時折、他の病気や事故と比較する場合があります。論調として多いのが、インフルエンザの死者がいくらで、交通事故の死者はいくら。それと比べて新型コロナウイルス感染症の死者は少ない。ので、新型コロナウイルス感染症の脅威は思ったほど少ないのではないか。
確かに、一定の説得力をもった言説、と言えるでしょう。どうしても、新しい脅威、マスコミが盛んに騒ぎ立てる脅威、というものは、実体より過大にとらえてしまいます。別に、人が病んだり亡くなったりするのは新型コロナだけではないですから。
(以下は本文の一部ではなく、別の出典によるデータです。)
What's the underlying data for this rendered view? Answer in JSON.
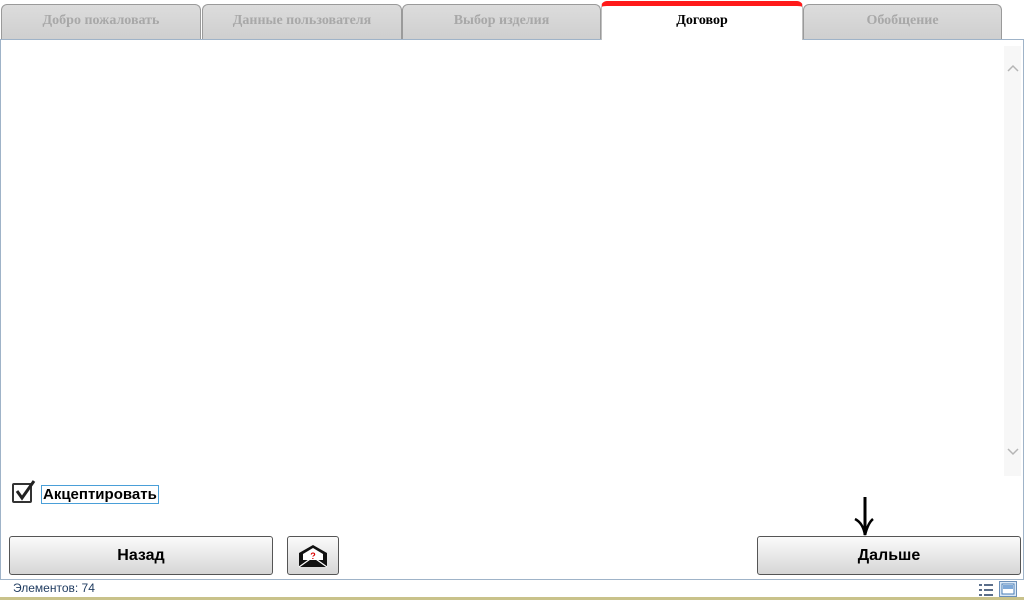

ですが、一点、この論を展開するには気を付ける必要があることがあります。それは、同じ条件で比較していますか、ということです。新型コロナウイルス感染症、徹底的に対策をたてていますよね。経済活動を相当程度犠牲にしています。だって、今まで、なにがしかの病気等々で外出自粛、イベント自粛、営業自粛それもここまで大規模にしていたことありますか。おそらく、史上初だと思います。なので、ここまで徹底的に対策したからこそ、死者数が抑えられた、とも言えます。
他の病気や事故はここまで徹底的に対策されたことはあまりないですよね。なので、単純に死者数を比較しただけで、病気の脅威を測るのは少し危ない、と思います。
やっぱり、新型コロナウイルス感染症に限らず、疫病については発生当初は警戒することが必要なのでは。ある程度、疫病の特性や脅威がわかり次第、徐々に警戒を緩めていく、ということがあるべき対応、と考えています。